The continuous surface wave (CSW) technique relies on the propagation properties of vertically polarised seismic surface waves, or Rayleigh waves. Surface waves have depths of penetration related empirically to their wavelength and hence frequency. Surface wave velocity is determined over a range of frequencies and used to calculate the variation in soil stiffness with depth. The nature of the propagation of seismic waves dictates that the stiffness calculated is the maximum value occurring at very small strain (<0.001%). At such strain levels most soils are believed to behave elastically, as a result of which stiffness is independent of strain (Matthews et al, 1996).

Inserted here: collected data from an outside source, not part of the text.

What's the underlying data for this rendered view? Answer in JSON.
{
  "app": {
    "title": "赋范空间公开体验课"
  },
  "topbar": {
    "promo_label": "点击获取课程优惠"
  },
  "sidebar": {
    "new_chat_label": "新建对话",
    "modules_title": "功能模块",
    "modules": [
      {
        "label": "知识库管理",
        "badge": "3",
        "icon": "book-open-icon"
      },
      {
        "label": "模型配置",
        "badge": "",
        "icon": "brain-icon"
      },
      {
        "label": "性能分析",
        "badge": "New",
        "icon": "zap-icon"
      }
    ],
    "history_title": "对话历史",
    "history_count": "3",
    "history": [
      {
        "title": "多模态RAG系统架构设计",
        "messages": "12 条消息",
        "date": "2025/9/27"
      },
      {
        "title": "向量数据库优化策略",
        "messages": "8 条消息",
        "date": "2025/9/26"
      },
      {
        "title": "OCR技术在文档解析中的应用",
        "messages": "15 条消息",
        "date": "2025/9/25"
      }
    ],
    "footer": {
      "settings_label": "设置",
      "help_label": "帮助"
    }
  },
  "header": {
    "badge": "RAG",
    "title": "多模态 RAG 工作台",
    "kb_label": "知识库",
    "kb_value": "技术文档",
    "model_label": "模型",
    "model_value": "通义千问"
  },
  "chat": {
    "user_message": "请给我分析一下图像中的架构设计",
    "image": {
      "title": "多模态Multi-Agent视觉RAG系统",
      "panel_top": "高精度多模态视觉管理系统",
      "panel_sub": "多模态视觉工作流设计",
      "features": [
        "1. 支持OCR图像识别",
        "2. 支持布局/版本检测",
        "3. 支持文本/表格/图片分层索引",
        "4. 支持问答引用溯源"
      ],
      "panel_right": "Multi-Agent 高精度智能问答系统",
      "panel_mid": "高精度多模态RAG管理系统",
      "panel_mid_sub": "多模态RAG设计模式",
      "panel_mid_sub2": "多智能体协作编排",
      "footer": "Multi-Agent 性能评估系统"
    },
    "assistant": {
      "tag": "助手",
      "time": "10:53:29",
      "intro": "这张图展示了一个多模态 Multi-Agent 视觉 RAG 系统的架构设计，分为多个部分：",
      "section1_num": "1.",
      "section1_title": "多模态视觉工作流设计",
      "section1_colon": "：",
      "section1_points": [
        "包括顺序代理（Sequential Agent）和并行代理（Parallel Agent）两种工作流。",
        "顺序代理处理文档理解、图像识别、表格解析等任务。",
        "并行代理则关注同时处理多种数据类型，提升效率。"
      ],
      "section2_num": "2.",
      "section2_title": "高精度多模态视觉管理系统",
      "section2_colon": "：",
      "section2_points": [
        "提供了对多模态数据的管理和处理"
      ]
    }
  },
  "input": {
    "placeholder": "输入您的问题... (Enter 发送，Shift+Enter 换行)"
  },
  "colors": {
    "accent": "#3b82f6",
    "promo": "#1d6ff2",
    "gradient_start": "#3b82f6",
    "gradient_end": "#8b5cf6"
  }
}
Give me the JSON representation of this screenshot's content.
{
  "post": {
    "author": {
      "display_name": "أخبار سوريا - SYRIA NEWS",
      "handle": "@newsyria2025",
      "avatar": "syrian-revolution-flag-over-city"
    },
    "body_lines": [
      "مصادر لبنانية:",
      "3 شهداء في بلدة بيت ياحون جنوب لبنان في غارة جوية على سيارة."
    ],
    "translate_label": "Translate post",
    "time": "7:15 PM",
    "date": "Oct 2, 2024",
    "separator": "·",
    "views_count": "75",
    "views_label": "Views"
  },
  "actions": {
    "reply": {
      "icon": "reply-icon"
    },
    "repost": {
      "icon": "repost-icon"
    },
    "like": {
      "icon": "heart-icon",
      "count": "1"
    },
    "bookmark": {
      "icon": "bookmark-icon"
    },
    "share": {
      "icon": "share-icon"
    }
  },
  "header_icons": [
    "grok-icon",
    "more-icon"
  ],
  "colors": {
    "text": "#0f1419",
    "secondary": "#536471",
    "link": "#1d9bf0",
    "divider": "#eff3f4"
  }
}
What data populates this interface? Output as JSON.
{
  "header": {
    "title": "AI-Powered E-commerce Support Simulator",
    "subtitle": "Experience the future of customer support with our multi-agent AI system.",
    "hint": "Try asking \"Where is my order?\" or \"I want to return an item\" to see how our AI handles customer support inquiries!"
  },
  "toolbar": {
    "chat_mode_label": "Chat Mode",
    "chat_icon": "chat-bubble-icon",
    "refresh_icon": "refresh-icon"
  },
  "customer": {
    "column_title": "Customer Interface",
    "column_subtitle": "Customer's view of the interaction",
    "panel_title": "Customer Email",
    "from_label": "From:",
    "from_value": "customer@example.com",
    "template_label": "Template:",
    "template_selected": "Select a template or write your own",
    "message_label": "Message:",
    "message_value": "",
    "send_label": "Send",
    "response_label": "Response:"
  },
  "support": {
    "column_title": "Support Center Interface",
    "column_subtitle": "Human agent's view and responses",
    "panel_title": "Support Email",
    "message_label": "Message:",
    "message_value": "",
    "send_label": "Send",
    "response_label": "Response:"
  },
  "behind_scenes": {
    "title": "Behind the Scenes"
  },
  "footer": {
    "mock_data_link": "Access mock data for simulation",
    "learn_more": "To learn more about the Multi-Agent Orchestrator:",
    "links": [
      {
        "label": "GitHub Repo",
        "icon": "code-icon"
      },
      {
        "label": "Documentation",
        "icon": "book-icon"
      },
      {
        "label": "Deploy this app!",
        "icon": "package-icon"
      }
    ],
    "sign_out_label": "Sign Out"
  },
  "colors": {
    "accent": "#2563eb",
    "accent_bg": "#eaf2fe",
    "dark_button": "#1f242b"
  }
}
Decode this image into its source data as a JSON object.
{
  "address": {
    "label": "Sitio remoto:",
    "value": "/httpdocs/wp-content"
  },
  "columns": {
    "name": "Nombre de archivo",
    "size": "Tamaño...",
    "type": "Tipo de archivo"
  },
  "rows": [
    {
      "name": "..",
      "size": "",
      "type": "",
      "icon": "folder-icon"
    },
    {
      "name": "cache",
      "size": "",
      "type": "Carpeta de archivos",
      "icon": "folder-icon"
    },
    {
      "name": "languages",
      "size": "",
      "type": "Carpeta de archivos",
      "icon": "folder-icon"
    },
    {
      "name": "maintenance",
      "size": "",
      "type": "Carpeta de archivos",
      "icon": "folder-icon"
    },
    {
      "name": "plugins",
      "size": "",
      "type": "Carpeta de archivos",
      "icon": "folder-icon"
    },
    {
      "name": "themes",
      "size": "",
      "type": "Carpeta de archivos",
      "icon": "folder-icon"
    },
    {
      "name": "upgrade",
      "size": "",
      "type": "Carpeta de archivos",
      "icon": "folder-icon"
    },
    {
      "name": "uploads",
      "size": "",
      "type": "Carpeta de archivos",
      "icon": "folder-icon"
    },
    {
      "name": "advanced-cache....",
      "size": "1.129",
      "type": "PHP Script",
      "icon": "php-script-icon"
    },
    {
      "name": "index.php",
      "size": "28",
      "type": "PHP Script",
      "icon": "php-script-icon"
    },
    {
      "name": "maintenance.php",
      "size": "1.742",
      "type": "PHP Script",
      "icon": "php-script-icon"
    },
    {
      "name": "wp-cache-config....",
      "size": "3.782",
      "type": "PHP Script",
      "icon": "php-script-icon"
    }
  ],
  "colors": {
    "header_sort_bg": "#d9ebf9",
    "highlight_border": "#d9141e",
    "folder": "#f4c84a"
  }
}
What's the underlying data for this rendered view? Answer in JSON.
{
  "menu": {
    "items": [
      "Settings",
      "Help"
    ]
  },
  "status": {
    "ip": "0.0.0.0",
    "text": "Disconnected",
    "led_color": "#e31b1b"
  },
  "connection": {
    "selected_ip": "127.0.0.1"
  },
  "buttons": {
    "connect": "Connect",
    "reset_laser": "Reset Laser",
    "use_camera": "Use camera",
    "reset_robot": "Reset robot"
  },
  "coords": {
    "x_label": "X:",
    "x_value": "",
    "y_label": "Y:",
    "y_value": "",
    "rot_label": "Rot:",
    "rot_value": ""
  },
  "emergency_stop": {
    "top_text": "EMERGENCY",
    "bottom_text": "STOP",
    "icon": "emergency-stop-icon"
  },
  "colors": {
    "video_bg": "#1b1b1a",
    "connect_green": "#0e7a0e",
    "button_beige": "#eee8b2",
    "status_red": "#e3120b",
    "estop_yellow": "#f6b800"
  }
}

The introduction of ground improvement techniques such as vibro and dynamic compaction has led to different methods of monitoring and quality control being used with varying degrees of success. Despite the wide range of testing available, none is ideally suited to the huge variation in grain size found in the semi-cohesive superficial deposits that predominate as overburden throughout the UK. The coarse nature of such material often militates against invasive testing methods such as continuous cone penetration or pressuremeter testing.
Surface wave testing, being non-intrusive, does not suffer the same disadvantages. Following extensive trials carried out on numerous sites, clear evidence of stiffness improvement after treatment is beginning to emerge as illustrated in this paper by case studies.